Biomedical Engineering Reference
In-Depth Information
These components are believed to facilitate bacterial adhesion leading to bacterial
colonization, proliferation, and biofilm formation with subsequent infection. Once a biofilm
has formed, this environment facilitates recurrent infection and eradication of bacteria is
difficult. Bacteria embedded within the biofilm change to a low metabolic state and undergo
a low replication rate, thus rendering antibiotics (which are most effective against bacteria in
high metabolic states and undergoing replication) ineffective. In many cases, embedded
bacteria are also protected since antibiotics cannot penetrate the biofilm and the protecting
exopolysaccharide layer excreted by the bacteria onto its surface. Thirdly, bacteria can
upregulate resistance genes once inside the biofilm (Lewis 2005).
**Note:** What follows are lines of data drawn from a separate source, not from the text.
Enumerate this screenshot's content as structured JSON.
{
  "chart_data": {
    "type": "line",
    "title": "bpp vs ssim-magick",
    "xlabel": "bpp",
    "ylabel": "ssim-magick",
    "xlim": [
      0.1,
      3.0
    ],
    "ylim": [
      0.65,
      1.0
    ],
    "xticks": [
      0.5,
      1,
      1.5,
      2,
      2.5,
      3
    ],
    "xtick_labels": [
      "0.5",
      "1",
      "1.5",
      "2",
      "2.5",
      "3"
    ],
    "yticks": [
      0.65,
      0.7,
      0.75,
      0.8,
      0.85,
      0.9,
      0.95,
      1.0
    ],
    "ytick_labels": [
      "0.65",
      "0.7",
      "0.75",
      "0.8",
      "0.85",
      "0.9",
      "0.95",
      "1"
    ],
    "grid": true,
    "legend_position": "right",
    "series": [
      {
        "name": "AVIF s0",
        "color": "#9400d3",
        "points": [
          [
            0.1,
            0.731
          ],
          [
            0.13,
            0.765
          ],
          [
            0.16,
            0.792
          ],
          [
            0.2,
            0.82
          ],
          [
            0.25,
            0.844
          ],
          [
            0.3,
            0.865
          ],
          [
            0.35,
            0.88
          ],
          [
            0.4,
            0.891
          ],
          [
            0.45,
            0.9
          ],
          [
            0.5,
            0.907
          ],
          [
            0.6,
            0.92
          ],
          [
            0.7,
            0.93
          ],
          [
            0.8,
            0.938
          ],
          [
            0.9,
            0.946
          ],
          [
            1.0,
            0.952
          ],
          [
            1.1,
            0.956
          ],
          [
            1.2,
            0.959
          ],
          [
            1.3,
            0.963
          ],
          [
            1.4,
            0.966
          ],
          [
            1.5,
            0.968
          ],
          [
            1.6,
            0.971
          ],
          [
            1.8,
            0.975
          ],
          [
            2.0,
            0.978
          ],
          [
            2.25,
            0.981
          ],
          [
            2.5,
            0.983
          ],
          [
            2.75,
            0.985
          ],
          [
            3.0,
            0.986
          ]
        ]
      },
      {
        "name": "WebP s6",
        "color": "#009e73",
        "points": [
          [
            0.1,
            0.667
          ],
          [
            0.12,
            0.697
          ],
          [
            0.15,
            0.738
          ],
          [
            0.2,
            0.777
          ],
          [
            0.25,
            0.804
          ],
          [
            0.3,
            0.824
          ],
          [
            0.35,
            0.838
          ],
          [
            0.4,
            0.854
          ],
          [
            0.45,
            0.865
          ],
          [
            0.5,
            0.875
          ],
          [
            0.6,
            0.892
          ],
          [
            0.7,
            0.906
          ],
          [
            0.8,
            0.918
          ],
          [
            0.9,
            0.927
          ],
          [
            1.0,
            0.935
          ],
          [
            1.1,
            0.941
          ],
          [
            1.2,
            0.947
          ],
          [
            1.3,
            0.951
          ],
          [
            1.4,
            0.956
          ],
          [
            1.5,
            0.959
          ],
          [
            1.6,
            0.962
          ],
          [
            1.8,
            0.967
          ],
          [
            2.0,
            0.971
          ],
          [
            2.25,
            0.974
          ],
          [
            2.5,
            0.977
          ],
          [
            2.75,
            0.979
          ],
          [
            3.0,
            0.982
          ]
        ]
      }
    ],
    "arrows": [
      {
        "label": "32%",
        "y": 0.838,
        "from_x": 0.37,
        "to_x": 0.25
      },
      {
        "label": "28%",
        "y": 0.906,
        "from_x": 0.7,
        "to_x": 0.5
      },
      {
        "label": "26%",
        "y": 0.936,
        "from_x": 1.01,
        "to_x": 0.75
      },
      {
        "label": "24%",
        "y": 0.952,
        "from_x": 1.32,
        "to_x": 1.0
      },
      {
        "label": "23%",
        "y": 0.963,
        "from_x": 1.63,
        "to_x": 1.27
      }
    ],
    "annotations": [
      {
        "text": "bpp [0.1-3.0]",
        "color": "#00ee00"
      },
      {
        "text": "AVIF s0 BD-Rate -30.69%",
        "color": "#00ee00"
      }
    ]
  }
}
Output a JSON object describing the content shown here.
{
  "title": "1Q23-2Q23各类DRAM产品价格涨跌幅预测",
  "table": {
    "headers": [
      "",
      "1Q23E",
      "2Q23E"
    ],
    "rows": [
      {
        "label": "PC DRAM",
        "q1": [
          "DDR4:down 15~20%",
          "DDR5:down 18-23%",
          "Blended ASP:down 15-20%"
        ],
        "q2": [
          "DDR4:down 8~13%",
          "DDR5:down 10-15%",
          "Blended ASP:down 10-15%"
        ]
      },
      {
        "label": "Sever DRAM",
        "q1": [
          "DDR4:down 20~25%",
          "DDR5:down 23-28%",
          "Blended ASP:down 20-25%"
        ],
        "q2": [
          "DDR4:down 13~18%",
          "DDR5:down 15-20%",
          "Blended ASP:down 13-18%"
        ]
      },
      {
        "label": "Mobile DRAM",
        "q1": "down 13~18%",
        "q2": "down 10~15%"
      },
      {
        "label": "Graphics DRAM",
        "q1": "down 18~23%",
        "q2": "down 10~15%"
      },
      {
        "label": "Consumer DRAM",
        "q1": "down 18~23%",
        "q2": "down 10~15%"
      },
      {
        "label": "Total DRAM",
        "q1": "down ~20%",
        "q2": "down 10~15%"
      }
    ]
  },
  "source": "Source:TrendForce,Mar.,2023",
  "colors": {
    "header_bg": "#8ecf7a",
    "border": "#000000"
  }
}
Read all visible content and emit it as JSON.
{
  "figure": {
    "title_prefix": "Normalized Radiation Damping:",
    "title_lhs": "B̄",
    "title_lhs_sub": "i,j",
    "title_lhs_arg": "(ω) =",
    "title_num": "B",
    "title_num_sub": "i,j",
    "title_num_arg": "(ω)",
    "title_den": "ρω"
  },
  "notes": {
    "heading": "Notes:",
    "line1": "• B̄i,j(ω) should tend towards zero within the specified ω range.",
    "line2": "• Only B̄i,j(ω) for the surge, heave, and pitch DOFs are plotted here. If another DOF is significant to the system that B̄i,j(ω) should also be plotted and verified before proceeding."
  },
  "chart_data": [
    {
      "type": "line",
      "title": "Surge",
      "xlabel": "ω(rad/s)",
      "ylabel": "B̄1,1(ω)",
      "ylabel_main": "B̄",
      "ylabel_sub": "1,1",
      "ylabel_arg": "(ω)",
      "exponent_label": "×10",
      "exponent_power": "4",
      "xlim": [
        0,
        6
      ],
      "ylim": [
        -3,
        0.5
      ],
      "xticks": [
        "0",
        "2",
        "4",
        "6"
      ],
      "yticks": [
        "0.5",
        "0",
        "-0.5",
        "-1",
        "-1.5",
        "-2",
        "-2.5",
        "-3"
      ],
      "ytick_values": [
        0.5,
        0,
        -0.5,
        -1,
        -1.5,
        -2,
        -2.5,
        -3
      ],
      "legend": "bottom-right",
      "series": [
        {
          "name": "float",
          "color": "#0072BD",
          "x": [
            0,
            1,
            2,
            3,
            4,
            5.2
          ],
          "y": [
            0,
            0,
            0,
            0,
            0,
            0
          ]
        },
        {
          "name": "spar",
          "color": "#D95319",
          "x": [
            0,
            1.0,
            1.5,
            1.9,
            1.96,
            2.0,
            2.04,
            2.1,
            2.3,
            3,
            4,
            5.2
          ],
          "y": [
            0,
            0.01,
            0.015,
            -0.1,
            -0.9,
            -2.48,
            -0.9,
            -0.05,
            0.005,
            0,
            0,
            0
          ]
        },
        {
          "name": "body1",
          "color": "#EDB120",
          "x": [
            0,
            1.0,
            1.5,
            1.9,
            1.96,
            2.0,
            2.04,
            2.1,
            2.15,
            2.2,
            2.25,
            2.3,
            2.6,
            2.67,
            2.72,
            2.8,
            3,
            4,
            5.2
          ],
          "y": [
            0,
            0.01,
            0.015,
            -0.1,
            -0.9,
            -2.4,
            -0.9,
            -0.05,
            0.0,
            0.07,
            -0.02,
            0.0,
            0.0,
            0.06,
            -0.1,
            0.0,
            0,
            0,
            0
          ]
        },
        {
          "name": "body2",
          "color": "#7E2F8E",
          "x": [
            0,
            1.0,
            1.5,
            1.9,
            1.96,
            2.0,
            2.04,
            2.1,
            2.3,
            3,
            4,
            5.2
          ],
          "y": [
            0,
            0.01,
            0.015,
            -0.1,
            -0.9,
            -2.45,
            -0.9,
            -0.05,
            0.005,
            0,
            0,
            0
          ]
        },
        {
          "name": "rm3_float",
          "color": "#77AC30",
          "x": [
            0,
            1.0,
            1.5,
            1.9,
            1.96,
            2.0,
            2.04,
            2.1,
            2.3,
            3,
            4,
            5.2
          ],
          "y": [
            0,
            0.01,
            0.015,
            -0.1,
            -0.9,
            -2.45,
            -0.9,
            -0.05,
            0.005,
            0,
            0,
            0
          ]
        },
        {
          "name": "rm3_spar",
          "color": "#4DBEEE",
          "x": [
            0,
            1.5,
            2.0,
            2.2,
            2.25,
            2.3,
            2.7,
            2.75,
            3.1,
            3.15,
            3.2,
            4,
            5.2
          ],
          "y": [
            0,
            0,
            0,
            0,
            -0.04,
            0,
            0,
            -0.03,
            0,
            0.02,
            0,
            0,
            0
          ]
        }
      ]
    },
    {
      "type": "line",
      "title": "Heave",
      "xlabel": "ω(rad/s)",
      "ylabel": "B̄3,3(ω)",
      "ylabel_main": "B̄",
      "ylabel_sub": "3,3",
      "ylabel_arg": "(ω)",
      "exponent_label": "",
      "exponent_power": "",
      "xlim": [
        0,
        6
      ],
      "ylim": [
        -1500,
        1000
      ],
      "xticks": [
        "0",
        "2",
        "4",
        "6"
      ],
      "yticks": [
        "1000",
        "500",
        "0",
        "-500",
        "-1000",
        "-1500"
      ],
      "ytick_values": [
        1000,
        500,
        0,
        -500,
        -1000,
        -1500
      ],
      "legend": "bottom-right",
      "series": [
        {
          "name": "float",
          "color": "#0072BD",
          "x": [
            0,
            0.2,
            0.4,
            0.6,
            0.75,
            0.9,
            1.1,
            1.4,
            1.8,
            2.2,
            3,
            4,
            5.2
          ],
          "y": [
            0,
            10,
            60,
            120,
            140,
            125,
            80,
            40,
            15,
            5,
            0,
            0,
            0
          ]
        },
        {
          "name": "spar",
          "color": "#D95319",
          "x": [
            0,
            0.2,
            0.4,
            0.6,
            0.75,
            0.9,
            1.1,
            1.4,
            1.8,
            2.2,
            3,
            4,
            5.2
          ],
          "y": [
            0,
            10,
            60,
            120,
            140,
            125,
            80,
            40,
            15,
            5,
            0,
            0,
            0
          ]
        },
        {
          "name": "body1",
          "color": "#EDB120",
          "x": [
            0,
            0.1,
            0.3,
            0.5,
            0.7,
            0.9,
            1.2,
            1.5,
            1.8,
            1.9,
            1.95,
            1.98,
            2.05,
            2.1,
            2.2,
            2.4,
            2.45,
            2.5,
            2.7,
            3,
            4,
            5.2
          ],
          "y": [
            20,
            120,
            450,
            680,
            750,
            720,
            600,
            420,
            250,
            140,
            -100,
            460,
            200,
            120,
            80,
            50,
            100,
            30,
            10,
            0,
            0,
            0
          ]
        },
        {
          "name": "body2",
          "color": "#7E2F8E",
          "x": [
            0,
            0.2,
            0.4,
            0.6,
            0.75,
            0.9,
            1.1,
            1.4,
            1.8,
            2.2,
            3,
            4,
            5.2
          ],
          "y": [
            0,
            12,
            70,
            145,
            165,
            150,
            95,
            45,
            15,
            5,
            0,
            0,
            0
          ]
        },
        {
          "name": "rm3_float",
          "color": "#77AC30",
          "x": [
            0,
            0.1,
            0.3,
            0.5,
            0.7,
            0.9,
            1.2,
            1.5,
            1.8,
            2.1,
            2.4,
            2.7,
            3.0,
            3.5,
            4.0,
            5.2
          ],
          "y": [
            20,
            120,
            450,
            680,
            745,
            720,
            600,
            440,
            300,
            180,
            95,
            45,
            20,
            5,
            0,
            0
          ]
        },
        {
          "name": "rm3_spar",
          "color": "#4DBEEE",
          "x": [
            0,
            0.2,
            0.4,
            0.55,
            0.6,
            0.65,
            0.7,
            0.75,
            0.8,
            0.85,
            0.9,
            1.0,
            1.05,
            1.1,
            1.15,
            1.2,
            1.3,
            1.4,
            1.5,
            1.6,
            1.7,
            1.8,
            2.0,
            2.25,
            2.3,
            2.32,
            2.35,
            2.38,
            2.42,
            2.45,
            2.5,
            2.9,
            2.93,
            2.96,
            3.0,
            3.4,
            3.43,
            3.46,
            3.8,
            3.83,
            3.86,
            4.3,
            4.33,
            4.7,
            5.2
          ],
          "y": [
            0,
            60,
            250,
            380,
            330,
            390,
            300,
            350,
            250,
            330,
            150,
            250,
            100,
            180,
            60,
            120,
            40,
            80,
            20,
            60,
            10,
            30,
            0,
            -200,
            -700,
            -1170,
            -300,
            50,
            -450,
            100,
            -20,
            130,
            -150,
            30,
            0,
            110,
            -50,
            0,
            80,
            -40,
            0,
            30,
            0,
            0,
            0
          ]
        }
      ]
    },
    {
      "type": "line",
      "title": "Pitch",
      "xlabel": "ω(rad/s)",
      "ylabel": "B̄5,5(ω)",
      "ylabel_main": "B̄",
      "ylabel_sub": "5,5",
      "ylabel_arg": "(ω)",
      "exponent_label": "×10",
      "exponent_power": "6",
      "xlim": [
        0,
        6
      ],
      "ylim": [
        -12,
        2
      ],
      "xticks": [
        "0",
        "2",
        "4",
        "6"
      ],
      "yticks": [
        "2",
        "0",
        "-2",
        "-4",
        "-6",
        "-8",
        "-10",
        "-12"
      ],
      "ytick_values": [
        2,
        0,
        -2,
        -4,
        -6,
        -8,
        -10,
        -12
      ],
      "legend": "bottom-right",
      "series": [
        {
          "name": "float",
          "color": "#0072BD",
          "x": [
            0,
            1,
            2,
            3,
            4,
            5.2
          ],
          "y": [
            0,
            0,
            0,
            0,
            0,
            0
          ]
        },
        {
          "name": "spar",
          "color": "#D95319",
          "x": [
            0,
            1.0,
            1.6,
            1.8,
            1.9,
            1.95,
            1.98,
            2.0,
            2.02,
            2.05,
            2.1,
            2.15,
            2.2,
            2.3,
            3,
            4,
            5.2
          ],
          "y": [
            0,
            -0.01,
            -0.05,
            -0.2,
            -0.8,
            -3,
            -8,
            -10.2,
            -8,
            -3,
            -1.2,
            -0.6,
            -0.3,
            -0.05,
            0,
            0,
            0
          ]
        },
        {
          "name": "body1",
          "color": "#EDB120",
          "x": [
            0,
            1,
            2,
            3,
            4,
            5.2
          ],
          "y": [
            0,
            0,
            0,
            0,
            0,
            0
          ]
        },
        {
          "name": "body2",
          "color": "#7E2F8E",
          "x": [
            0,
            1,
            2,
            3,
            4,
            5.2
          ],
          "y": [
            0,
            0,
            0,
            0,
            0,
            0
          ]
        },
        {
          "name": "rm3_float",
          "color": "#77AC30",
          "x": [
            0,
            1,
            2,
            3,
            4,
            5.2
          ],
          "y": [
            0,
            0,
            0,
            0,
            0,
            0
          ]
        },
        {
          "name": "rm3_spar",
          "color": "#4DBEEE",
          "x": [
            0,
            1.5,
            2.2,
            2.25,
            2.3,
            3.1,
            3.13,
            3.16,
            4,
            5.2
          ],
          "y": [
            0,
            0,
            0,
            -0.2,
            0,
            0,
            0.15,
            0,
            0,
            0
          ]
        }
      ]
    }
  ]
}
Aside from biofilm formation and infection, another symptom associated with patient
morbidity caused by indwelling ureteral stents is device encrustation. Stent encrustation can
be idiopathic and caused by calcium oxalate crystals. In other instances, stent encrustation
can be attributed to the presence of urease producing bacteria, which break down urinary
ammonia into ammonium (thus effectively taking a hydrogen ion), which results in a rise in
urinary pH and crystallization of magnesium, ammonium and phosphate ions. These
crystals then adhere to the surface of the stent via the interaction with components of the
conditioning film. The conditioning film on the stent surface is considered to be a great
contributor to bacterial associated encrustation because it facilitates bacterial adhesion and
crystal adhesion to the stent surface. In addition to this, the conditioning film has also been
implicated in idiopathic encrustation (in the absence of bacteria) of the stent with calcium
oxalate crystals. As such, certain conditioning film components have been proposed to be
able to bind minerals from the urine, forming a nidus for crystal growth and device
encrustation. To date, we have identified 3 potential targets to interrupt the sequence of
events involved in the evolution of stent encrustation and infection: 1) preventing
conditioning film formation, 2) preventing initial adherence and encrustation and 3)
inhibition of further bacterial proliferation.
10. Current stent biomaterial design
Over the years, attempts have been made at preventing stent associated symptoms by
targeting either bacterial adhesion and encrustation or inhibition of bacterial proliferation.
Drug eluting technology to prevent bacterial adhesion has previously been used in a
triclosan-eluting ureteral stent. Triclosan is an antimicrobial found in over 800 commercially
available products such as soaps, hand scrubs, and toothpaste. This stent proved to be
successful at eliminating bacterial loads in vitro (Chew, Cadieux et al. 2006) as well as a
Proteus mirabilis urinary tract infection in a rabbit model (Cadieux, Chew et al. 2006), but did
not show any significant differences in long term clinical trials (Cadieux, Chew et al. 2009).
Similarly a heparin- coated stent was designed to prevent bacterial adhesion given the
material's highly negative charge. This stent was shown to decrease encrustation in patients
(Hildebrandt, Sayyad et al. 2001; Riedl, Witkowski et al. 2002; Cauda, Cauda et al. 2008),
however was unable to prevent bacterial adhesion (Lange, Elwood et al. 2009). The use of
diamond-like amorphous carbon as a coating on stents is a new technology that has shown
some promise in terms of inhibiting encrustation (Laube, Bradenahl et al. 2006; Laube,
Kleinen et al. 2007), however experiments aimed at determining its ability to inhibit bacterial
adhesion is lacking. One of the drawbacks of these new technologies is the fact that they are
susceptible to blockage by the deposition of the urinary conditioning film, which covers any
coating and blocks elution of drugs from the stent, rendering it ineffective and promoting
bacterial adhesion and encrustation via mechanisms discussed above.